When Americans vote this fall, the candidates on their ballots will not reflect the diversity of the United States.
Despite recent gains, women and people of color still do not run for office as frequently as white men. In part, this is because they face skepticism about their electability.
When former Rep. Katie Hill launched her campaign for Congress in 2017, for example, Democrats told her a woman couldn’t win in her California district.
In Alabama, meanwhile, when Adia Winfrey was exploring a 2018 run for Congress, a senior party official told her there was “no point” continuing with her nascent campaign. The problem? As a Black candidate, she seemed unelectable.
And in Michigan, 2018 congressional candidate Suneel Gupta, an Indian-American, heard similar concerns. As Gupta recounts, the rationale from some local Democrats was, “I’m not racist, but my neighbor is racist … so I don’t think you’d be a strong a candidate.”

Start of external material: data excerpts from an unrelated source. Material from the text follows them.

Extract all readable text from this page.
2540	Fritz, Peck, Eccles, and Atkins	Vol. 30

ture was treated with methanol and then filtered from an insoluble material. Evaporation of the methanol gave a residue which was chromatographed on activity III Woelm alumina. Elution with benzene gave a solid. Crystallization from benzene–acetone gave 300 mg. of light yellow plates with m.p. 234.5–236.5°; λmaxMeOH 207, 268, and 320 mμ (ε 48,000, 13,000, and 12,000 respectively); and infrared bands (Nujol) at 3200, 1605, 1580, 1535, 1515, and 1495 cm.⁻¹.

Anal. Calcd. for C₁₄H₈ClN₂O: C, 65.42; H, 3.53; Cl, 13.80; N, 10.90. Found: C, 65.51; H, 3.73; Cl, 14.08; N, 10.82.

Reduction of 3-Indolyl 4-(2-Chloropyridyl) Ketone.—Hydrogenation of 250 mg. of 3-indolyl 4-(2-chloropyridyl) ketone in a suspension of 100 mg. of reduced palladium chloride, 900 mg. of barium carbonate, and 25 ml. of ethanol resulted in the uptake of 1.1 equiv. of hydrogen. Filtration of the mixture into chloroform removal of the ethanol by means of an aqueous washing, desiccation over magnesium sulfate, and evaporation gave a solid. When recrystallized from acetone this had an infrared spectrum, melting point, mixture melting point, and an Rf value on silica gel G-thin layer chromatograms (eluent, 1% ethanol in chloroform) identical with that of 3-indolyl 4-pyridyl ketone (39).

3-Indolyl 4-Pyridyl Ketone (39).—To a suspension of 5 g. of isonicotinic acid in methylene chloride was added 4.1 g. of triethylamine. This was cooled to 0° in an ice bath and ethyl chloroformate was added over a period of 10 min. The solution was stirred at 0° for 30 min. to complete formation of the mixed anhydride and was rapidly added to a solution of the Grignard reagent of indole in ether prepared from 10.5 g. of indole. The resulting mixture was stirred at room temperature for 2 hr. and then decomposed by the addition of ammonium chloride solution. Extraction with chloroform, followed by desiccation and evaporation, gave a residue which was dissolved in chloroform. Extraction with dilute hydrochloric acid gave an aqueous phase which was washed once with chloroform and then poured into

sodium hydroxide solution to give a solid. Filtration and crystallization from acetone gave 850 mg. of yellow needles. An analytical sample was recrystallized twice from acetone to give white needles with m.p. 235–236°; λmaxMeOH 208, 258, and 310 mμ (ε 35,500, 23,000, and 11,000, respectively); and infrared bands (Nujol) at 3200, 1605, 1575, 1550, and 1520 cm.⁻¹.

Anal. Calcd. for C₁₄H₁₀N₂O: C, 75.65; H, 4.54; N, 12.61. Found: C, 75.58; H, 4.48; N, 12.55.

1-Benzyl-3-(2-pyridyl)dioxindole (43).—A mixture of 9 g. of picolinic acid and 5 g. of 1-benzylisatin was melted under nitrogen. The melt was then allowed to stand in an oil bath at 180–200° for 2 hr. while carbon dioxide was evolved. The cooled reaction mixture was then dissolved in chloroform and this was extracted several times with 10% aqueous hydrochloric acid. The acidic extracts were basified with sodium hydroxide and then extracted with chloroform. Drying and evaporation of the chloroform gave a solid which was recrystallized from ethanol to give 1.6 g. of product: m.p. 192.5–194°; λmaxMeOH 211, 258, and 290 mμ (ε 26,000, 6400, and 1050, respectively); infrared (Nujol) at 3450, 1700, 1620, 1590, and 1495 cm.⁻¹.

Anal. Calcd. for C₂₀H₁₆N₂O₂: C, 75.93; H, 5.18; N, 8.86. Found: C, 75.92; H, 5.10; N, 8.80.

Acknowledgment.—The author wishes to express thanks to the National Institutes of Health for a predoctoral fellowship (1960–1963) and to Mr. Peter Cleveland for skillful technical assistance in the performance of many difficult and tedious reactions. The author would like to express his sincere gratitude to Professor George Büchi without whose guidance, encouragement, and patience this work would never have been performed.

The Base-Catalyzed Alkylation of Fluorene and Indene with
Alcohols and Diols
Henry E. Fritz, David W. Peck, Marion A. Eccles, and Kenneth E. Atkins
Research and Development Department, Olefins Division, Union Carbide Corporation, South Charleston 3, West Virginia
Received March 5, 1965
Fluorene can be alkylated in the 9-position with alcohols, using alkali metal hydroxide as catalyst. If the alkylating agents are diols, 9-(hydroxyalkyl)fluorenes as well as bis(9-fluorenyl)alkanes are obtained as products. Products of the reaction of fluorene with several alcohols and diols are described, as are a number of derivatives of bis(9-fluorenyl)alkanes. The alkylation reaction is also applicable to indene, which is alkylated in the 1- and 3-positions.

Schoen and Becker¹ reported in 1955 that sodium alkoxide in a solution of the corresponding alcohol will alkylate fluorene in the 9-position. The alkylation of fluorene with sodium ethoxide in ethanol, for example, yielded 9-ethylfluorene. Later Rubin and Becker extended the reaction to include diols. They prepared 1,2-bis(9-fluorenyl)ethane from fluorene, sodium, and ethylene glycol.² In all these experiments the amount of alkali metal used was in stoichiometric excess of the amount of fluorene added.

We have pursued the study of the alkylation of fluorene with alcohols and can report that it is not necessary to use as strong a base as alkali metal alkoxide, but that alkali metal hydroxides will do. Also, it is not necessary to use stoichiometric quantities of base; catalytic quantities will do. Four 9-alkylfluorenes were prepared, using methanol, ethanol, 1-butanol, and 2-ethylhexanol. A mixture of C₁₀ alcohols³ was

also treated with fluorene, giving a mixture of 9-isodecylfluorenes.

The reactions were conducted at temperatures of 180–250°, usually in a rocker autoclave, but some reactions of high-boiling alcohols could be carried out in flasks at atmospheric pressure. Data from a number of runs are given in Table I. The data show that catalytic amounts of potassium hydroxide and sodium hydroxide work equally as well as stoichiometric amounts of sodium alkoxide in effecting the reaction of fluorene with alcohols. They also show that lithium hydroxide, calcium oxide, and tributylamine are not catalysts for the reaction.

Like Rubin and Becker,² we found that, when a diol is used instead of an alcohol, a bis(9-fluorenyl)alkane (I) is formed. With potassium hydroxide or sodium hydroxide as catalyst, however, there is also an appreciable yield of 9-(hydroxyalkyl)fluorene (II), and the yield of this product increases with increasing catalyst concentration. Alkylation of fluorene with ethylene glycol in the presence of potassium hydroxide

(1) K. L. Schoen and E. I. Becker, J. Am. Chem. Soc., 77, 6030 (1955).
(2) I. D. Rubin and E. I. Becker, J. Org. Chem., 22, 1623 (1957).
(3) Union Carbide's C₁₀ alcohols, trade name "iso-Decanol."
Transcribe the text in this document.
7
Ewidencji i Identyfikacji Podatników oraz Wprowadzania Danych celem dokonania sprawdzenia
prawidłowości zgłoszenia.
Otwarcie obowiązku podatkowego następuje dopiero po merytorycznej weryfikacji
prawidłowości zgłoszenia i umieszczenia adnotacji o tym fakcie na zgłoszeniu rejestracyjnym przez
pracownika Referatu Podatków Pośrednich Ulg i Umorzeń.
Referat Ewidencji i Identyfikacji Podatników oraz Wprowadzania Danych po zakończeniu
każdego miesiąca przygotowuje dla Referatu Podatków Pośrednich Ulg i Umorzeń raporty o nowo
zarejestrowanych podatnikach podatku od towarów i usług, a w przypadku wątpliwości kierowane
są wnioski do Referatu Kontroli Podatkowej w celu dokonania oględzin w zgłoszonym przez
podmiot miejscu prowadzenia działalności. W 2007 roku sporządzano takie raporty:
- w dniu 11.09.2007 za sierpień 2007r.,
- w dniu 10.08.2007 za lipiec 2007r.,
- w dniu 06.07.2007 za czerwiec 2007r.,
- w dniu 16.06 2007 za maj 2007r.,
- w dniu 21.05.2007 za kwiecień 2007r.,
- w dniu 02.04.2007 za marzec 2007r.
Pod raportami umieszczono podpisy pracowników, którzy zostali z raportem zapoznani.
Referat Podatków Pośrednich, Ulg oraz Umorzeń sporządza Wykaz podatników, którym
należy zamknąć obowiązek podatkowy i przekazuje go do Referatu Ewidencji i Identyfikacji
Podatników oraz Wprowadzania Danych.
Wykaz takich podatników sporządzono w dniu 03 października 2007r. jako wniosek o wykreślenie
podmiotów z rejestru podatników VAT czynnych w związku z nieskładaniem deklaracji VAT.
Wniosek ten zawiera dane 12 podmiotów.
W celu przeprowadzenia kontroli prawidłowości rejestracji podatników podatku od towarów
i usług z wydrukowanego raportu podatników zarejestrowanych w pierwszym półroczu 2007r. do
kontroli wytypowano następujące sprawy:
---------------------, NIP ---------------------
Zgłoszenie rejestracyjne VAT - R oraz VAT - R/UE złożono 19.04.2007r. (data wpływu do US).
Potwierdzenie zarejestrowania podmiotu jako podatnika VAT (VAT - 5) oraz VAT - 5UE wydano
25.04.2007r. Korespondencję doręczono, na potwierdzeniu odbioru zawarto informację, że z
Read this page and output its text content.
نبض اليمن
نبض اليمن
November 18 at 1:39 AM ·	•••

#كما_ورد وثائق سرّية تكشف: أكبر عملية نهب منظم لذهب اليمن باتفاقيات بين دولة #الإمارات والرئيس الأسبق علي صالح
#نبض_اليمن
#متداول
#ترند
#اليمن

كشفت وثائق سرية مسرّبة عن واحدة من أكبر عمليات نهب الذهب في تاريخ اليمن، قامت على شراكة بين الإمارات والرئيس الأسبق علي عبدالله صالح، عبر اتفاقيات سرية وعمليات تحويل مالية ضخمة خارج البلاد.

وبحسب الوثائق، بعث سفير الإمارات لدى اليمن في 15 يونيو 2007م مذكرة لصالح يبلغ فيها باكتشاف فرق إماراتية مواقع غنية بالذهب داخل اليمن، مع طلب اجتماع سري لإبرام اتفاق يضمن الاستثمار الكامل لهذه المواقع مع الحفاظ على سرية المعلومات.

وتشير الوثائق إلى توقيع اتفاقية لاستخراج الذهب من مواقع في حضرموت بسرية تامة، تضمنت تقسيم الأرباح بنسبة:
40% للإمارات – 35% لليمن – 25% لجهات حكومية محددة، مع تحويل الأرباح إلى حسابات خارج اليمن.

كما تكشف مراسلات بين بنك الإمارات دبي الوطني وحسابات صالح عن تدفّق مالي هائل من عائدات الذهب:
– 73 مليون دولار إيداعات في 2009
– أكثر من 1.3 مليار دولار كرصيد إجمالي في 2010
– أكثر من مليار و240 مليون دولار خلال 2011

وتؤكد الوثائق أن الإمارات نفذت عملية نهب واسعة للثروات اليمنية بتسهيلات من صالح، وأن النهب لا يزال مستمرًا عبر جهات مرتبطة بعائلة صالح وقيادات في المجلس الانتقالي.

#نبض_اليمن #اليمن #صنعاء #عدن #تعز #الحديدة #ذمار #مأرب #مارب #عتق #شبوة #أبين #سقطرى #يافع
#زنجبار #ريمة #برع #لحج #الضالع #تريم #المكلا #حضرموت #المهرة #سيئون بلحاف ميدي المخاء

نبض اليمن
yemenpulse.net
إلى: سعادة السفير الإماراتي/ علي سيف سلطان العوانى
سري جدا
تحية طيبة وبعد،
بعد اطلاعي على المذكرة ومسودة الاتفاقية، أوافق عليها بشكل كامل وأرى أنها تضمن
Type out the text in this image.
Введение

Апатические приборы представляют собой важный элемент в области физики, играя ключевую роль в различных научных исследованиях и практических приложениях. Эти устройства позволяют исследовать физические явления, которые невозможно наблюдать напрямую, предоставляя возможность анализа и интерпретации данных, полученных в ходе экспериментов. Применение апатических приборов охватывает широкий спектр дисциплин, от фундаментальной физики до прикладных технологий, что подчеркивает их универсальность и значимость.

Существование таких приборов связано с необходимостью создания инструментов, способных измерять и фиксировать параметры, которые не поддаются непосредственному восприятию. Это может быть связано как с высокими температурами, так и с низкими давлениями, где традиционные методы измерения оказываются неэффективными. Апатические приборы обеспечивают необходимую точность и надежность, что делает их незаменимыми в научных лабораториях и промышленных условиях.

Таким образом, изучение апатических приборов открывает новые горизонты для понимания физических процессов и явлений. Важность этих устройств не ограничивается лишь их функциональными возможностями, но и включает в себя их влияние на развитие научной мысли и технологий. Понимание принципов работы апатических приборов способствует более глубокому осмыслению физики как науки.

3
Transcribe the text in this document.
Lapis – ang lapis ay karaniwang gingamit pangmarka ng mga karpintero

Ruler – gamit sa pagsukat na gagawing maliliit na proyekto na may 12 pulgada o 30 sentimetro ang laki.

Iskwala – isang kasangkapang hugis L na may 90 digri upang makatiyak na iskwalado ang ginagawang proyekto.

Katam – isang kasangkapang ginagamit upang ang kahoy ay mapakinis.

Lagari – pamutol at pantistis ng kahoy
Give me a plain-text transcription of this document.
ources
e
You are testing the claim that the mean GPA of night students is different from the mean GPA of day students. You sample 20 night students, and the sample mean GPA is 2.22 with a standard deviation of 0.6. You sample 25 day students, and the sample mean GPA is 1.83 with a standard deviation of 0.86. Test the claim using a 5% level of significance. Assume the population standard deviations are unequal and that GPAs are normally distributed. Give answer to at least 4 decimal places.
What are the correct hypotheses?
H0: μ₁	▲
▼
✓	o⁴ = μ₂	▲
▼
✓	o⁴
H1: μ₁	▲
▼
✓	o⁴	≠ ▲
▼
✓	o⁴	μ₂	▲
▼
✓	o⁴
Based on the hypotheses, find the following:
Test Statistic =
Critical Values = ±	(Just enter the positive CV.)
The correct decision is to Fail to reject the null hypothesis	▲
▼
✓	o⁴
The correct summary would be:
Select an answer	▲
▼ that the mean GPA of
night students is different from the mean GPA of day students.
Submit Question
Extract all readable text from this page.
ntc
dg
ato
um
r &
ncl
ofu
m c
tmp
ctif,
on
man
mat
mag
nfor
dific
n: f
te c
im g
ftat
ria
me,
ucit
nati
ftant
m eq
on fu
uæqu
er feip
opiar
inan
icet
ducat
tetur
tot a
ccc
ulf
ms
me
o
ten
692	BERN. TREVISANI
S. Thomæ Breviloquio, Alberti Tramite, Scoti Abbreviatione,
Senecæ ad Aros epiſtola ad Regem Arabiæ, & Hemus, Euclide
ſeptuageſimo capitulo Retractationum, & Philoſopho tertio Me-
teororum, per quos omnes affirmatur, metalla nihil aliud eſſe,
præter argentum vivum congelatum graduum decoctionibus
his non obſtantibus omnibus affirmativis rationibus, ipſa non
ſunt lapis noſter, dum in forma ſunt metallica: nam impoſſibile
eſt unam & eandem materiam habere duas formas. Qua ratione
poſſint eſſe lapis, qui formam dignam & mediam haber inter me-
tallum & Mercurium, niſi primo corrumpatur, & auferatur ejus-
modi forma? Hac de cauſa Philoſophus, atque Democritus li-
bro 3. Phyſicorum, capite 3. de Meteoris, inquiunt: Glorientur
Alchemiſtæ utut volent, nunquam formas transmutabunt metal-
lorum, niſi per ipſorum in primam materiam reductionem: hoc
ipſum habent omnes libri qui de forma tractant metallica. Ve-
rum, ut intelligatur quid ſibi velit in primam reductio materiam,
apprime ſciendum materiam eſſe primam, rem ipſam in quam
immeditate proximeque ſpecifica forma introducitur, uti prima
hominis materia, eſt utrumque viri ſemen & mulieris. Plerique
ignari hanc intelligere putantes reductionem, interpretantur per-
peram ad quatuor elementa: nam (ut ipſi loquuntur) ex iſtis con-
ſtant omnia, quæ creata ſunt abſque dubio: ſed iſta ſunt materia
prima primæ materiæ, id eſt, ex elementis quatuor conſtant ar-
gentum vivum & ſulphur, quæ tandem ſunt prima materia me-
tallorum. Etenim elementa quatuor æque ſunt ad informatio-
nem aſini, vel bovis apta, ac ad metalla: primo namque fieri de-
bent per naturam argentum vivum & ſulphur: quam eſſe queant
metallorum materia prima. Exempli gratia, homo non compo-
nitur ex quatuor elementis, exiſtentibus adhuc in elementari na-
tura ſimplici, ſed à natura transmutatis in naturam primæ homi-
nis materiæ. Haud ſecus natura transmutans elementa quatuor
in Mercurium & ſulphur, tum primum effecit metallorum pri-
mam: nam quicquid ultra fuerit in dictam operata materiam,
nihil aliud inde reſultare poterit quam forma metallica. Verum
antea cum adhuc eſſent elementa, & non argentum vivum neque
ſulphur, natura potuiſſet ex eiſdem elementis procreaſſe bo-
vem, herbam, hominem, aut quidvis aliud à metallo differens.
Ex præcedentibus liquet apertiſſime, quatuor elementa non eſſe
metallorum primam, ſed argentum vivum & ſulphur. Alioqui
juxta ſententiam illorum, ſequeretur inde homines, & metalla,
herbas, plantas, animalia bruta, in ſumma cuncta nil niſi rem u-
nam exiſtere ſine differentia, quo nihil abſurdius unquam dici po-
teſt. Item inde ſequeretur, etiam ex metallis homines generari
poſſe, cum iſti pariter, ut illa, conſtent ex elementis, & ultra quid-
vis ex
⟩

As a political scientist and former congressional candidate, I think these comments reflect a subtle yet pervasive form of discrimination in politics. It’s something I call “strategic discrimination.”
Other people’s views
Strategic discrimination occurs when a party leader, donor or primary voter worries that others will object to a candidate’s identity. As a result, these key actors may not endorse, fund or vote for candidates who fall outside the norm due to their race, gender, ethnicity, religion or sexual orientation.
The problem is not direct bias or animosity. Rather, strategic discrimination is driven by concerns about other people’s views.
As was on full display in the 2020 Democratic primary, even liberals who typically value diversity can engage in strategic discrimination if they think others are biased.
In focus groups, for example, Black Democratic primary voters said they saw promise in Kamala Harris’ candidacy, but they hesitated to support her because they worried America wouldn’t elect a Black woman.
Strategic discrimination typically occurs prior to a primary election. Of course, party leaders want to support candidates who share their policy views. But they also want to win. So when they are deciding whom to support, party chairs, delegates, donors and elected officials make speculative, anticipatory judgments about how candidates will perform in the general election.
In this “futures market” of politics, diverse candidates are at a sharp disadvantage. In my research, I’ve found that Americans see hypothetical white male candidates as more electable than equally qualified Black women, white women and, to a lesser degree, Black men.
The perceived electability gap is especially severe for women of color. Studies I’ve conducted show that Black women are viewed as much less competitive than either white women or Black men. Compared to a white man with the same education and experience in elected office, a Black woman is nearly a third less likely to be considered “very electable.”